Hozier’s fans have thanked him for speaking out on the issue, with one writing: “Hozier always puts politics at the forefront of his art and I love it with my whole heart.”

Tennessee’s abhorrent drag ban has left drag performers “fearful” and “angry” as they battle for their “right to exist”. 

“This is a movement coming from the religious right, and [it’s] feeling like somehow we’ve been dragged 54 years back in time to Stonewall again,” Memphis-based drag queen Bella DuBalle told PinkNews last week.

RuPaul’s Drag Race stars have united in their attempts to tackle the anti-drag legislation, with alumni including Jinkx Monsoon and The Vivienne speaking up against the bans.

RuPaul himself has taken aim at the “stunt queens” in office in the US who are seeking to distract the public from “the real issues”.

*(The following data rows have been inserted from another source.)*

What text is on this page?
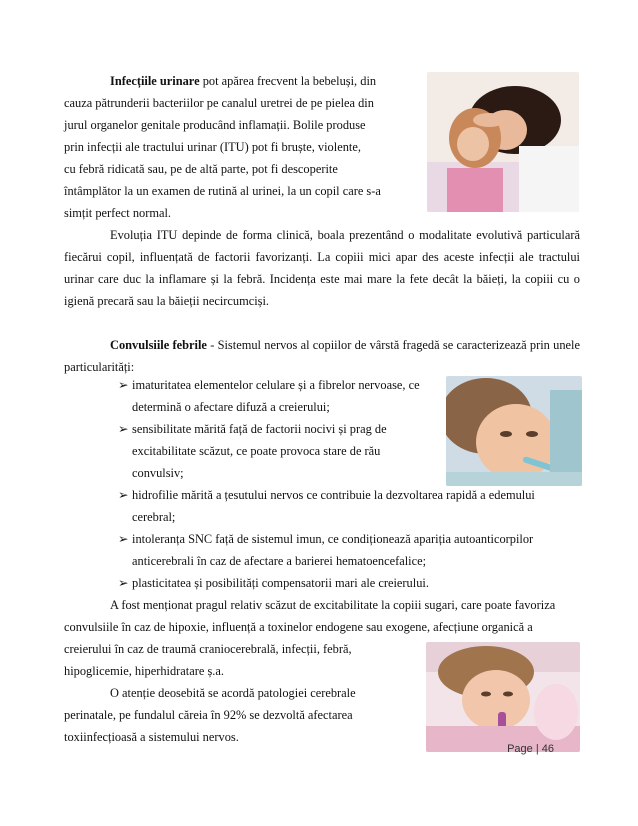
Infecțiile urinare pot apărea frecvent la bebeluși, din

cauza pătrunderii bacteriilor pe canalul uretrei de pe pielea din

jurul organelor genitale producând inflamații. Bolile produse

prin infecții ale tractului urinar (ITU) pot fi bruște, violente,

cu febră ridicată sau, pe de altă parte, pot fi descoperite

întâmplător la un examen de rutină al urinei, la un copil care s-a

simțit perfect normal.

Evoluția ITU depinde de forma clinică, boala prezentând o modalitate evolutivă particulară fiecărui copil, influențată de factorii favorizanți. La copiii mici apar des aceste infecții ale tractului urinar care duc la inflamare și la febră. Incidența este mai mare la fete decât la băieți, la copiii cu o igienă precară sau la băieții necircumciși.

Convulsiile febrile - Sistemul nervos al copiilor de vârstă fragedă se caracterizează prin unele particularități:

➢ imaturitatea elementelor celulare și a fibrelor nervoase, ce
determină o afectare difuză a creierului;
➢ sensibilitate mărită față de factorii nocivi și prag de
excitabilitate scăzut, ce poate provoca stare de rău
convulsiv;
➢ hidrofilie mărită a țesutului nervos ce contribuie la dezvoltarea rapidă a edemului
cerebral;
➢ intoleranța SNC față de sistemul imun, ce condiționează apariția autoanticorpilor
anticerebrali în caz de afectare a barierei hematoencefalice;
➢ plasticitatea și posibilități compensatorii mari ale creierului.

A fost menționat pragul relativ scăzut de excitabilitate la copiii sugari, care poate favoriza

convulsiile în caz de hipoxie, influență a toxinelor endogene sau exogene, afecțiune organică a

creierului în caz de traumă craniocerebrală, infecții, febră,

hipoglicemie, hiperhidratare ș.a.

O atenție deosebită se acordă patologiei cerebrale

perinatale, pe fundalul căreia în 92% se dezvoltă afectarea

toxiinfecțioasă a sistemului nervos.

Page | 46
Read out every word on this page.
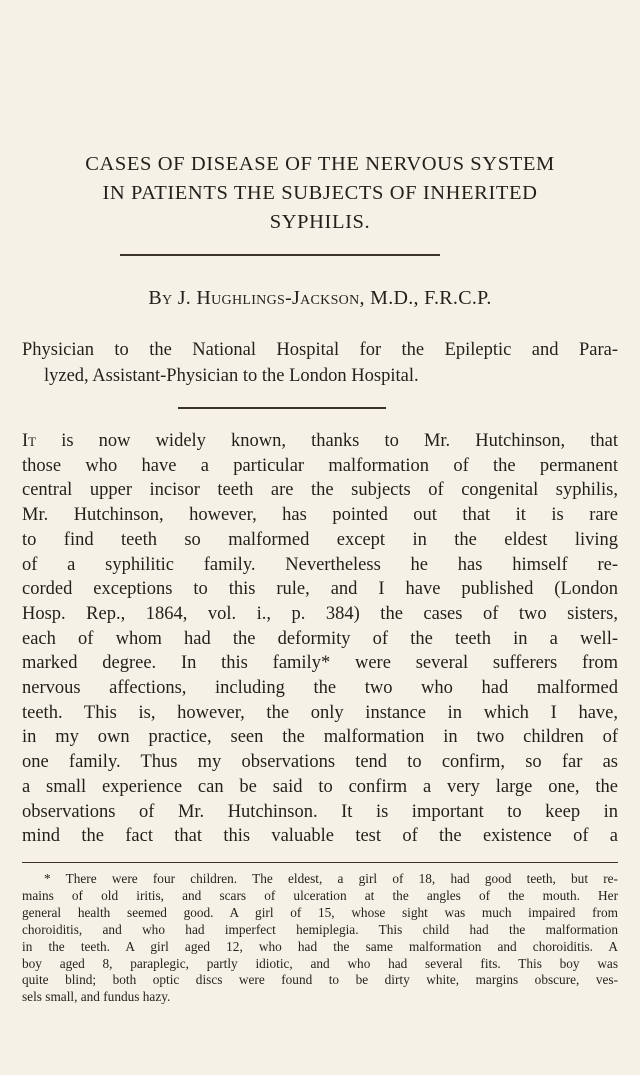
CASES OF DISEASE OF THE NERVOUS SYSTEM
IN PATIENTS THE SUBJECTS OF INHERITED
SYPHILIS.
By J. Hughlings-Jackson, M.D., F.R.C.P.
Physician to the National Hospital for the Epileptic and Para-
lyzed, Assistant-Physician to the London Hospital.
It is now widely known, thanks to Mr. Hutchinson, that
those who have a particular malformation of the permanent
central upper incisor teeth are the subjects of congenital syphilis,
Mr. Hutchinson, however, has pointed out that it is rare
to find teeth so malformed except in the eldest living
of a syphilitic family. Nevertheless he has himself re-
corded exceptions to this rule, and I have published (London
Hosp. Rep., 1864, vol. i., p. 384) the cases of two sisters,
each of whom had the deformity of the teeth in a well-
marked degree. In this family* were several sufferers from
nervous affections, including the two who had malformed
teeth. This is, however, the only instance in which I have,
in my own practice, seen the malformation in two children of
one family. Thus my observations tend to confirm, so far as
a small experience can be said to confirm a very large one, the
observations of Mr. Hutchinson. It is important to keep in
mind the fact that this valuable test of the existence of a
* There were four children. The eldest, a girl of 18, had good teeth, but re-
mains of old iritis, and scars of ulceration at the angles of the mouth. Her
general health seemed good. A girl of 15, whose sight was much impaired from
choroiditis, and who had imperfect hemiplegia. This child had the malformation
in the teeth. A girl aged 12, who had the same malformation and choroiditis. A
boy aged 8, paraplegic, partly idiotic, and who had several fits. This boy was
quite blind; both optic discs were found to be dirty white, margins obscure, ves-
sels small, and fundus hazy.
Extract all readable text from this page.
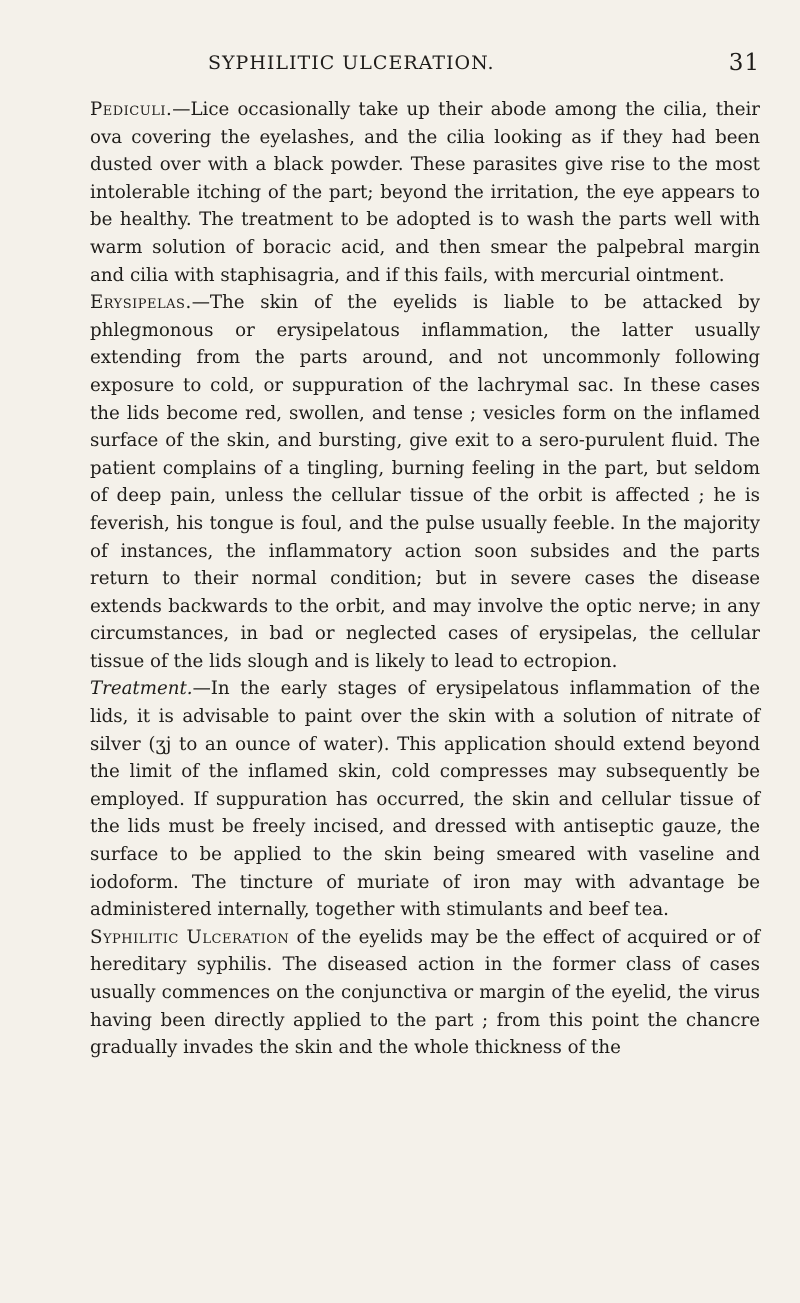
SYPHILITIC ULCERATION.	31

Pediculi.—Lice occasionally take up their abode among the cilia, their ova covering the eyelashes, and the cilia looking as if they had been dusted over with a black powder. These parasites give rise to the most intolerable itching of the part; beyond the irritation, the eye appears to be healthy. The treatment to be adopted is to wash the parts well with warm solution of boracic acid, and then smear the palpebral margin and cilia with staphisagria, and if this fails, with mercurial ointment.

Erysipelas.—The skin of the eyelids is liable to be attacked by phlegmonous or erysipelatous inflammation, the latter usually extending from the parts around, and not uncommonly following exposure to cold, or suppuration of the lachrymal sac. In these cases the lids become red, swollen, and tense ; vesicles form on the inflamed surface of the skin, and bursting, give exit to a sero-purulent fluid. The patient complains of a tingling, burning feeling in the part, but seldom of deep pain, unless the cellular tissue of the orbit is affected ; he is feverish, his tongue is foul, and the pulse usually feeble. In the majority of instances, the inflammatory action soon subsides and the parts return to their normal condition; but in severe cases the disease extends backwards to the orbit, and may involve the optic nerve; in any circumstances, in bad or neglected cases of erysipelas, the cellular tissue of the lids slough and is likely to lead to ectropion.

Treatment.—In the early stages of erysipelatous inflammation of the lids, it is advisable to paint over the skin with a solution of nitrate of silver (ʒj to an ounce of water). This application should extend beyond the limit of the inflamed skin, cold compresses may subsequently be employed. If suppuration has occurred, the skin and cellular tissue of the lids must be freely incised, and dressed with antiseptic gauze, the surface to be applied to the skin being smeared with vaseline and iodoform. The tincture of muriate of iron may with advantage be administered internally, together with stimulants and beef tea.

Syphilitic Ulceration of the eyelids may be the effect of acquired or of hereditary syphilis. The diseased action in the former class of cases usually commences on the conjunctiva or margin of the eyelid, the virus having been directly applied to the part ; from this point the chancre gradually invades the skin and the whole thickness of the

“We know that bullies are incompetent at solving real issues,” RuPaul shared in a video. “They look for easy targets so they can give the impression of being effective.”

Celebrities including Dylan Mulvaney, Melissa McCarthy and Kevin Bacon have also joined the growing number of stars who are speaking out about the legislation.

While the Tennessee ban has passed, anti-drag laws are currently progressing in states across the US, from Montana down to Texas.